U.S. Pat. No. 4,043,129 issued to Barkman C. McCabe and Edward Zajac applied the deep well pumping concept of the earlier McCabe U.S. Pat. No. 3,757,516 to high temperature geothermal brines above about 500.degree. F. The McCabe-Zajac U.S. Pat. No. 4,043,129 taught that the advantages of deep well pumping, including avoidance of the loss of heat of vaporization and reduction of mineral precipitation, could be realized in connection with very high temperature geothermal brines by mixing a high temperature geothermal brine which might have a relatively high mineral content derived from a relatively deep well with a lower temperature brine that might have a relatively low mineral content derived from a shallower or peripheral well, to produce a brine mixture of sufficiently lowered temperature to be within the practical temperature and pressure ranges for pumping and which may also have a lowered mineral content. However, this still would not solve the serious silica scaling problem in plant and reinjection equipment where the high temperature brines had a dissolved silica content proximate saturation levels at source temperatures, the situation in the Salton Sea and Brawley geothermal fields.
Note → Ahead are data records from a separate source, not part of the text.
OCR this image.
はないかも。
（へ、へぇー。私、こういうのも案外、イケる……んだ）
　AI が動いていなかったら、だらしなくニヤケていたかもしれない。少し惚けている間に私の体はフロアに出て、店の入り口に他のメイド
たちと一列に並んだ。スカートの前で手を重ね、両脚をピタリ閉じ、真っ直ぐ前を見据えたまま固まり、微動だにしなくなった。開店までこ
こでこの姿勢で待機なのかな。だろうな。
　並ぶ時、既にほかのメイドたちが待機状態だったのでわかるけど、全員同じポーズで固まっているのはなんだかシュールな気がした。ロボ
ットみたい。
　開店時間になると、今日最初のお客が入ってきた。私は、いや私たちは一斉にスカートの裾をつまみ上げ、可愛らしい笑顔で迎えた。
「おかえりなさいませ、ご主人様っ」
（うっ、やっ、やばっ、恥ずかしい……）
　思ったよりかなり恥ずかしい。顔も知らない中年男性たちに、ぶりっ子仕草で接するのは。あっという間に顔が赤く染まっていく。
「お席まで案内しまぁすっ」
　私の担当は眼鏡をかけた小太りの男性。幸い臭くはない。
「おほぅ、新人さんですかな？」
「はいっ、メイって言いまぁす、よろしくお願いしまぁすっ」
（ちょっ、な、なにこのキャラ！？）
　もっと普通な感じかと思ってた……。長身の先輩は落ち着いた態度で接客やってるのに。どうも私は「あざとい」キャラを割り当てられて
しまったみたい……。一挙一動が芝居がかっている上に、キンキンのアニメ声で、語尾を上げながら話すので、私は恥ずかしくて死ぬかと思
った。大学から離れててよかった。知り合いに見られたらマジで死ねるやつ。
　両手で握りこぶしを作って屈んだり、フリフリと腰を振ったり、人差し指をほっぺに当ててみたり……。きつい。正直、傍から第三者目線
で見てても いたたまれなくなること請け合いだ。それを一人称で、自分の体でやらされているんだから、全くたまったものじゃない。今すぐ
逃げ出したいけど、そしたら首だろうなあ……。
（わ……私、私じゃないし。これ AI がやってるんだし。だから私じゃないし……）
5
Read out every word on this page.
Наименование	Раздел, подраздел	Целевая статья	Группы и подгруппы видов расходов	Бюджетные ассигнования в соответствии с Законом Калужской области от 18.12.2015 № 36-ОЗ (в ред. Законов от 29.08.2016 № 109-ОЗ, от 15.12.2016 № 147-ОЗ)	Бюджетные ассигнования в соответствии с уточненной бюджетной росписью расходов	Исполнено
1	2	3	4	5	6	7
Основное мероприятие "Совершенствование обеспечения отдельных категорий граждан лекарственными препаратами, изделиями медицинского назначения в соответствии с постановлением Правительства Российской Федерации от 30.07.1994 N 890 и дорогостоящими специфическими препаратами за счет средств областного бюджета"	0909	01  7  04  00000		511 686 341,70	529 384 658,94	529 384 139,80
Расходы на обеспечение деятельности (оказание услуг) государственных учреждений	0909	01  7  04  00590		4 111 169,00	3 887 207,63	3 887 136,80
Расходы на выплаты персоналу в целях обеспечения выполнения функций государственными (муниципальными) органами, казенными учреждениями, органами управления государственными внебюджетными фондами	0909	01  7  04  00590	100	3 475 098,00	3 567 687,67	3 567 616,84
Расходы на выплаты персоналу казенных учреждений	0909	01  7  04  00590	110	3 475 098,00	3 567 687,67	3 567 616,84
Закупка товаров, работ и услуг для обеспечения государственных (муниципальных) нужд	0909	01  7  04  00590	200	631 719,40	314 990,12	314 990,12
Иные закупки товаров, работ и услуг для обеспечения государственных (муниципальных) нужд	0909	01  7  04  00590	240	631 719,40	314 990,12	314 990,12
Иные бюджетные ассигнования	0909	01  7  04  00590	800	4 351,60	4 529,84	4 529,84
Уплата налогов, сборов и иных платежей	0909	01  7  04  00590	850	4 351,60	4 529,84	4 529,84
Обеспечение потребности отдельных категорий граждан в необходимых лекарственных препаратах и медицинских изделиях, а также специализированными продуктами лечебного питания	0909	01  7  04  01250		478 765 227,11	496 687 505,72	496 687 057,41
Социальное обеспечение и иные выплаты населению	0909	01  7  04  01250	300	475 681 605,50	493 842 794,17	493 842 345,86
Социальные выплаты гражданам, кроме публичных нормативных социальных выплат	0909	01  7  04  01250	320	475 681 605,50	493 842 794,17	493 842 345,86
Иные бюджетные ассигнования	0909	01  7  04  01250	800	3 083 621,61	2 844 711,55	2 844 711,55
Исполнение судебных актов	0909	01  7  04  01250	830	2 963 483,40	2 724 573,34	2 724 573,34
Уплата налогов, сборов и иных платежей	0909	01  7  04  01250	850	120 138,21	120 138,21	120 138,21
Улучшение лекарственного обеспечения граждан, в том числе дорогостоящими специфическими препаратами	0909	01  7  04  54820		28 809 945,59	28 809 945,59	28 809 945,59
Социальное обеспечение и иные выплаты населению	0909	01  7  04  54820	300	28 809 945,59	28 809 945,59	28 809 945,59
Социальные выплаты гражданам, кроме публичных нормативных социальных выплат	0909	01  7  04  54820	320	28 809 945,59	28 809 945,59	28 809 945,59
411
Some more recent prior art work has involved the use of a reactor clarifier, a type of apparatus known in the sewage treatment art, in an attempt to reduce the silica content of high temperature, high silica geothermal brines so as to protect reinjection well equipment against silica plugging. A publication regarding such use of a reactor clarifier was made at the Second Invitational Well-Testing Symposium of October 25-57, 1978 at the University of California, Berkeley, by Robert H. Van Note, John L. Featherstone and Bernard Pawlowski, entitled "A Cost-Effective Treatment System for the Stabilization of Spent Geothermal Brines". However, this only involved the lower temperature tail end part of a proposed geothermal electrical power plant, and did not have any effect on the silica precipitation problem in heat extraction apparatus such as steam separators or heat exchangers. Thus, where a plurality of steam separators in successively lowering temperature and pressure ranges were contemplated for a geothermal electrical power plant, the use of a reactor clarifier in a downstream lower temperature position could not check the silica from starting to precipitate out onto walls of a first stage steam separator or from precipitating out in large quantities on walls of a second stage steam separator, as well as in associated conduits.